Neue Abstimmungsverfahren und Entscheidungsprozesse

Draghi kritisiert die langsamen Entscheidungsprozesse innerhalb der EU und schlägt vor, die qualifizierte Mehrheitsentscheidung auf mehr Politikfelder auszudehnen. Dies könnte dazu beitragen, dass gleichgesinnte Länder bei bestimmten Projekten schneller und effektiver handeln können.

Fazit

Insgesamt zeigt Draghis Bericht, dass die EU vor erheblichen Herausforderungen steht, um ihre Wettbewerbsfähigkeit zu sichern. Die geforderten Investitionen sowie die notwendigen Reformen in der Bürokratie und der Wettbewerbspolitik sind entscheidend, um im globalen Wettbewerb bestehen zu können.
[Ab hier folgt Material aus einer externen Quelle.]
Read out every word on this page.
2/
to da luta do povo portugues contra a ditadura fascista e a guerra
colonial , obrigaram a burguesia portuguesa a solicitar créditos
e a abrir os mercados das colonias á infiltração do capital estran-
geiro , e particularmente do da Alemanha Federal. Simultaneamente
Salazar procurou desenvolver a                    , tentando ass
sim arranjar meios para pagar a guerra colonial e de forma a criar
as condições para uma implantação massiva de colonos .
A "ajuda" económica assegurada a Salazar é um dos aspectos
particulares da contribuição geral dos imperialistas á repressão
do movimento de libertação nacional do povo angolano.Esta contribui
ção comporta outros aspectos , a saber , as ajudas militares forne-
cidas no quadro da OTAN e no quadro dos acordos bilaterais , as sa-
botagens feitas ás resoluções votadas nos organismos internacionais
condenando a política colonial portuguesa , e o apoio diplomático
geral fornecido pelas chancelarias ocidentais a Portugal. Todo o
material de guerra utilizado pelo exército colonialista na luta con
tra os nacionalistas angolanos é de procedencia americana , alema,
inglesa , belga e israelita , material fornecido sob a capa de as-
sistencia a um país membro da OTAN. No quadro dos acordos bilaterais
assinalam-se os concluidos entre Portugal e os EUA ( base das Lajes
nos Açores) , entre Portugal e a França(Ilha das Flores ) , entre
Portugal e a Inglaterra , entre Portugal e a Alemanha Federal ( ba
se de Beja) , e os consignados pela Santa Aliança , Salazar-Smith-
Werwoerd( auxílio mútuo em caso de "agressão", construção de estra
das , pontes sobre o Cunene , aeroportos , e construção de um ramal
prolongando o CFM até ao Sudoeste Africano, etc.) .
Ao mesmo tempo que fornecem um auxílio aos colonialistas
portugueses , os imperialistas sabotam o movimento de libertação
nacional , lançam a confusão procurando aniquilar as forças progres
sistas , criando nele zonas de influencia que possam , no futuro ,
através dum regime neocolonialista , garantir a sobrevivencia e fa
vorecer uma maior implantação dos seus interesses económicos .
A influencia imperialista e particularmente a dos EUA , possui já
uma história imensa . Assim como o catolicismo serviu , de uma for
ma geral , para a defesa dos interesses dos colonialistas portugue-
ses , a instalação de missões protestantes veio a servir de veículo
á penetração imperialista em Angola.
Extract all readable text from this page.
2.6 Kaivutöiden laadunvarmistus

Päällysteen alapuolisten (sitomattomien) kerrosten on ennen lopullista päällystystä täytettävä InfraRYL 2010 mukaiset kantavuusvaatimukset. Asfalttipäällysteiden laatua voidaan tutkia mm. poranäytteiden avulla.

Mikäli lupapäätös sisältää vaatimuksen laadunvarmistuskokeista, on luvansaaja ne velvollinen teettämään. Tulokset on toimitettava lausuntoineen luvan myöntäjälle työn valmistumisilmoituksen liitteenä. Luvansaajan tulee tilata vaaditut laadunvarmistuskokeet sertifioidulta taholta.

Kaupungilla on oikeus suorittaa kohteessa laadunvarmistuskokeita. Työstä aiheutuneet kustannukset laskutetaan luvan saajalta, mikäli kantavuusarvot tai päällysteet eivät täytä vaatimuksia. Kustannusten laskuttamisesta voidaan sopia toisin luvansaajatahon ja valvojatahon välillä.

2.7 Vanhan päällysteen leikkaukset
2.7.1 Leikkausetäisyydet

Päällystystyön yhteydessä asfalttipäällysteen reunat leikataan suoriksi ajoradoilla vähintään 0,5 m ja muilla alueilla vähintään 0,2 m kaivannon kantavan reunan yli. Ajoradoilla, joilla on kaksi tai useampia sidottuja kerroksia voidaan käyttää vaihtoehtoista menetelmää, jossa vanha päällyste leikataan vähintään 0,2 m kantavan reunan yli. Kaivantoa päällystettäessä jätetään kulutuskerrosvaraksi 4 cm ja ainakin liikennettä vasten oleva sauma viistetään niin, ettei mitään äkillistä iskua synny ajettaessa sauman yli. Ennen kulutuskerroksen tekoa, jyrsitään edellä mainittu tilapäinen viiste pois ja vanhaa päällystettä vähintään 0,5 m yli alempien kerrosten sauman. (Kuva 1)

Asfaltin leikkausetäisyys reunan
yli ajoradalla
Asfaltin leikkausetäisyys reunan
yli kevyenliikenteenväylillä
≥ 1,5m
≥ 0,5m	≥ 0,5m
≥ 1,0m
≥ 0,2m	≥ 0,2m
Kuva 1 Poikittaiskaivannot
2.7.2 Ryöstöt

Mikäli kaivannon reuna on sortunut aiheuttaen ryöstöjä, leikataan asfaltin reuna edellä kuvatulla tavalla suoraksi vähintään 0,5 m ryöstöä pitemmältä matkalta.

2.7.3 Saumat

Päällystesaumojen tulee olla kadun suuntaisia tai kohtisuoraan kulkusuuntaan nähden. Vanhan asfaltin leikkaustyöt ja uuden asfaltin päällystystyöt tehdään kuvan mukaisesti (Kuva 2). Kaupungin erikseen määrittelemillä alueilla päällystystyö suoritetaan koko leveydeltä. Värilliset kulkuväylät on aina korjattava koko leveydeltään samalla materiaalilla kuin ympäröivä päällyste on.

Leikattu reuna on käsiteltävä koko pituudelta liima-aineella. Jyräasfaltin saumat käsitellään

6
Die Umsetzung dieser Vorschläge wird jedoch auf politisches Widerstandstoßen, insbesondere in Bezug auf die Finanzierung durch Gemeinschaftsschulden, stoßen. Es bleibt abzuwarten, wie die EU-Kommission und die Mitgliedstaaten auf diesen umfassenden Plan reagieren werden.

Quellen: F.A.Z., tagesschau.de, Handelsblatt, Telepolis, ZEIT ONLINE.